Auto Model Rows

Madcap
Madcap New Altair Community Member
edited November 5 in Community Q&A
Hi, I am currently trying to use Auto Model with a data set which has roughly 1300 rows. 
When I load the data I can see amount of rows at 1300, in select task it also has 1300 rows, the same in prepare target however when I get the results and choose a certain model, then go into predictions I can only see scoring for around 520 rows.

Is there any reason that about half of the rows are missing or not being displayed? I wondered if it was something to do with editing the model types? Currently I am just using the default setting e.g. Use regularisation, Automatically optimise. 

I am currently using an academic license and I checked if it was a row limit but I have unlimited, which makes sense as when I manually make the models I can get results for the 1300 rows. 

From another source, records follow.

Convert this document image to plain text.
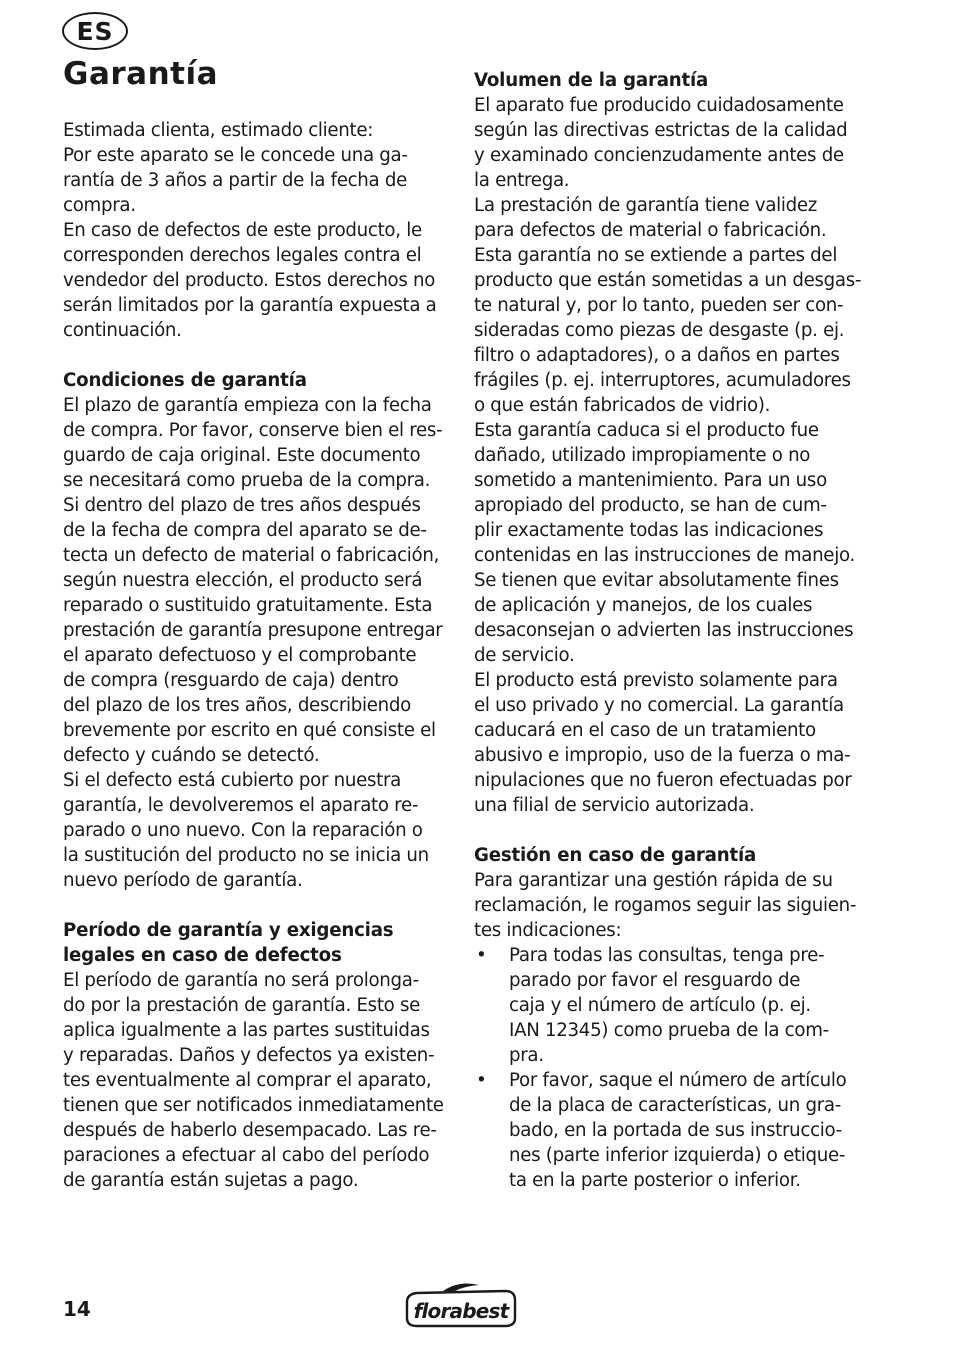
ES
Garantía

Estimada clienta, estimado cliente:
Por este aparato se le concede una ga-
rantía de 3 años a partir de la fecha de
compra.
En caso de defectos de este producto, le
corresponden derechos legales contra el
vendedor del producto. Estos derechos no
serán limitados por la garantía expuesta a
continuación.

Condiciones de garantía

El plazo de garantía empieza con la fecha
de compra. Por favor, conserve bien el res-
guardo de caja original. Este documento
se necesitará como prueba de la compra.
Si dentro del plazo de tres años después
de la fecha de compra del aparato se de-
tecta un defecto de material o fabricación,
según nuestra elección, el producto será
reparado o sustituido gratuitamente. Esta
prestación de garantía presupone entregar
el aparato defectuoso y el comprobante
de compra (resguardo de caja) dentro
del plazo de los tres años, describiendo
brevemente por escrito en qué consiste el
defecto y cuándo se detectó.
Si el defecto está cubierto por nuestra
garantía, le devolveremos el aparato re-
parado o uno nuevo. Con la reparación o
la sustitución del producto no se inicia un
nuevo período de garantía.

Período de garantía y exigencias
legales en caso de defectos

El período de garantía no será prolonga-
do por la prestación de garantía. Esto se
aplica igualmente a las partes sustituidas
y reparadas. Daños y defectos ya existen-
tes eventualmente al comprar el aparato,
tienen que ser notificados inmediatamente
después de haberlo desempacado. Las re-
paraciones a efectuar al cabo del período
de garantía están sujetas a pago.

Volumen de la garantía

El aparato fue producido cuidadosamente
según las directivas estrictas de la calidad
y examinado concienzudamente antes de
la entrega.
La prestación de garantía tiene validez
para defectos de material o fabricación.
Esta garantía no se extiende a partes del
producto que están sometidas a un desgas-
te natural y, por lo tanto, pueden ser con-
sideradas como piezas de desgaste (p. ej.
filtro o adaptadores), o a daños en partes
frágiles (p. ej. interruptores, acumuladores
o que están fabricados de vidrio).
Esta garantía caduca si el producto fue
dañado, utilizado impropiamente o no
sometido a mantenimiento. Para un uso
apropiado del producto, se han de cum-
plir exactamente todas las indicaciones
contenidas en las instrucciones de manejo.
Se tienen que evitar absolutamente fines
de aplicación y manejos, de los cuales
desaconsejan o advierten las instrucciones
de servicio.
El producto está previsto solamente para
el uso privado y no comercial. La garantía
caducará en el caso de un tratamiento
abusivo e impropio, uso de la fuerza o ma-
nipulaciones que no fueron efectuadas por
una filial de servicio autorizada.

Gestión en caso de garantía

Para garantizar una gestión rápida de su
reclamación, le rogamos seguir las siguien-
tes indicaciones:

• Para todas las consultas, tenga pre-
parado por favor el resguardo de
caja y el número de artículo (p. ej.
IAN 12345) como prueba de la com-
pra.
• Por favor, saque el número de artículo
de la placa de características, un gra-
bado, en la portada de sus instruccio-
nes (parte inferior izquierda) o etique-
ta en la parte posterior o inferior.
14	florabest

Thanks for any help you can offer.
-Jason 

Best Answers

  • IngoRM
    IngoRM New Altair Community Member
    Answer ✓
    Glad to hear from you.  That behavior is actually what is supposed to happen.  We create a 40% hold-out set from your input data to evaluated the model which happens to be those 520 rows.  Predictions will be created for those to calculate how well the models work.  See this discussion for more details: https://community.rapidminer.com/discussion/54301/auto-model-issue
    There is really no point in doing this for the 60% of the data the model was trained on by the way.  For more on this, I would recommend this white paper here: https://rapidminer.com/resource/correct-model-validation/
    Hope this helps,
    Ingo
  • Telcontar120
    Telcontar120 New Altair Community Member
    Answer ✓
    I would argue that in all cases cross validation is a better performance indicator (in line with the whitepaper Ingo references above).  Any split validation sample is always going to be subject to the idiosyncrasies of only a subset of the data and how it is different from the overall sample.  It is true that in larger datasets this should diminish in magnitude, but cross-validation eliminates it entirely.  

Answers

  • IngoRM
    IngoRM New Altair Community Member
    Answer ✓
    Glad to hear from you.  That behavior is actually what is supposed to happen.  We create a 40% hold-out set from your input data to evaluated the model which happens to be those 520 rows.  Predictions will be created for those to calculate how well the models work.  See this discussion for more details: https://community.rapidminer.com/discussion/54301/auto-model-issue
    There is really no point in doing this for the 60% of the data the model was trained on by the way.  For more on this, I would recommend this white paper here: https://rapidminer.com/resource/correct-model-validation/
    Hope this helps,
    Ingo
  • Madcap
    Madcap New Altair Community Member
    Thanks that makes sense.

    Just one final thing, if that is okay, which results would I be inclined to use then? The manual decision tree (with cross validation) which takes into account all the rows or the auto model which takes 40%? The numbers are very similar maybe only 1%-2% difference, with auto model having higher accuracy.

    Thanks again
    -Jason
  • Telcontar120
    Telcontar120 New Altair Community Member
    Answer ✓
    I would argue that in all cases cross validation is a better performance indicator (in line with the whitepaper Ingo references above).  Any split validation sample is always going to be subject to the idiosyncrasies of only a subset of the data and how it is different from the overall sample.  It is true that in larger datasets this should diminish in magnitude, but cross-validation eliminates it entirely.  
  • Madcap
    Madcap New Altair Community Member
    Thanks for your help guys.
    I will take the cross validation reading then, I am actually looking into RapidMiner for my honours project (dissertation) so all of this advice is really helpful gives me more to write about!

    Thanks
    -Jason 
  • Telcontar120
    Telcontar120 New Altair Community Member
    Yes, consistent with my comments above, I would report the performance results from the cross-validation.